As she gets to know the people in the lodgings, Tom falls in love with her. She hasn’t told him about the baby but given everyone is crammed into the house like sardines it doesn’t take long before her neighbour Johnny, who hears her being sick in the morning, figures it out and tells Tom.
To say that Tom doesn’t react well is perhaps a huge understatement. In fact, the whole character of Tom I didn’t get on with at all, perhaps that is what men were like in the 60’s, perhaps some aren’t different now, but he rankled me a lot.
The L-Shaped Room is a wonderfully written and directed piece of work. The interactions between the characters is believable and the way Forbes frames things leaves you in no doubt where people are seen in the class-culture of the day.
A scene involving Tom and Jane lying together in a park for instance, sees them being shouted at by a ranger. Forbes placing us, the viewer, on the floor, with the sun just over the ranger’s shoulder. It means we’re being talked down to, we’re the ones in the wrong.
Another scene sees Jane meet up with the biological father of the baby, who is unware at this point he is the father or that she’s even pregnant. They meet in a pub for a chat and have the most awkward conversation about their time together whilst a po-faced old couple sit opposite them, looking on disapprovingly.
The L-Shaped Room would be nothing without some stellar performances from the cast involved.
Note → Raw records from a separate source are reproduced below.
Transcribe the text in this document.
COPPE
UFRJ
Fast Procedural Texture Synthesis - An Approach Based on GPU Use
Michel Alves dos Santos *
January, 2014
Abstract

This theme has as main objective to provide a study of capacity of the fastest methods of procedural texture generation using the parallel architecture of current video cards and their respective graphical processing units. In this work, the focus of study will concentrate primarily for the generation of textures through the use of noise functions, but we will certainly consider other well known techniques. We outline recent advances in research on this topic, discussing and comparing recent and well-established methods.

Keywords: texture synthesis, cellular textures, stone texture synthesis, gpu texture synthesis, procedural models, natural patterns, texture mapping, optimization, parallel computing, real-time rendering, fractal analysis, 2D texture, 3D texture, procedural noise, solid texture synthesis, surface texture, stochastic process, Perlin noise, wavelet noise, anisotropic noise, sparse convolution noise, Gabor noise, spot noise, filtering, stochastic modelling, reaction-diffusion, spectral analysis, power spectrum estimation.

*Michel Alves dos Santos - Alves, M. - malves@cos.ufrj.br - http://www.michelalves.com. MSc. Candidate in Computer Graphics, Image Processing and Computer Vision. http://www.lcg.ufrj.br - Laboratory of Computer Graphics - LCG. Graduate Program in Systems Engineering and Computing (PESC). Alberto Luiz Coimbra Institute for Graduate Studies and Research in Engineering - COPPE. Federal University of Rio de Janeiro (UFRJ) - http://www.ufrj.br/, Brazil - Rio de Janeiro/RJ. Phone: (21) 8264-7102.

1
Caron is wonderful as Jane, recognised with a Golden Globe and BAFTA for her performance.
Courteneidge as the faded, nosy, music hall star now living alone with her cat is a wonderful performance. Moving and sweet, with a hint of something more in her back story.
Peters too has an unmentionable, and never spoken about openly, skeleton in the closet shall we say. Whilst Bell plays his role very believably.
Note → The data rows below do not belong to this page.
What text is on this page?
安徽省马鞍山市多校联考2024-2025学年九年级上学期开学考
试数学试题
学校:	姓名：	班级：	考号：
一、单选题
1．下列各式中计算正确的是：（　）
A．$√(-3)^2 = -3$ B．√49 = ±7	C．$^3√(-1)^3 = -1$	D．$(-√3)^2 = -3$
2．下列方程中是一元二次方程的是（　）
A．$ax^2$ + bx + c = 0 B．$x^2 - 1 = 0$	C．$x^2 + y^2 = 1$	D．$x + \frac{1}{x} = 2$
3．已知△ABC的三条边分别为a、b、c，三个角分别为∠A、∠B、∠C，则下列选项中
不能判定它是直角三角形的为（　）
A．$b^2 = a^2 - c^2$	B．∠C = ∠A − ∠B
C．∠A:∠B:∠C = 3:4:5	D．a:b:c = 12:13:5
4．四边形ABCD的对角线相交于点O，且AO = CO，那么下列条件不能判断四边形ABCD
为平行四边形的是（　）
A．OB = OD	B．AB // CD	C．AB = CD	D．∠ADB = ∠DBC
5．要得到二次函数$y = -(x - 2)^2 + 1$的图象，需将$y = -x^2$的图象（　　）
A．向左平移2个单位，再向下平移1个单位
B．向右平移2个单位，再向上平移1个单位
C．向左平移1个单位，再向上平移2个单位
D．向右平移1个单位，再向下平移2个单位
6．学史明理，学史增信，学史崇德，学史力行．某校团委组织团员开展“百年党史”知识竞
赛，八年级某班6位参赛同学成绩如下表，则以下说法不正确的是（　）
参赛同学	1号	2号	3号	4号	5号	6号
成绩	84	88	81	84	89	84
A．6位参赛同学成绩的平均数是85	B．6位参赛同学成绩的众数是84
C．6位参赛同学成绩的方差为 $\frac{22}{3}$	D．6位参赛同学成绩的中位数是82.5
The L-Shaped Room is a delicate handling of where social morals stood just before the 60’s sexual revolution launched into full swing.
The film has been brought bang up to date with a 4K restoration as well in interviews with Leslie Caron, Lynne Reid Banks and a featurette: The L-Shaped Room & The British New Wave.
The L-Shaped Room is released on DVD and Blu-ray on the 27th November 2017.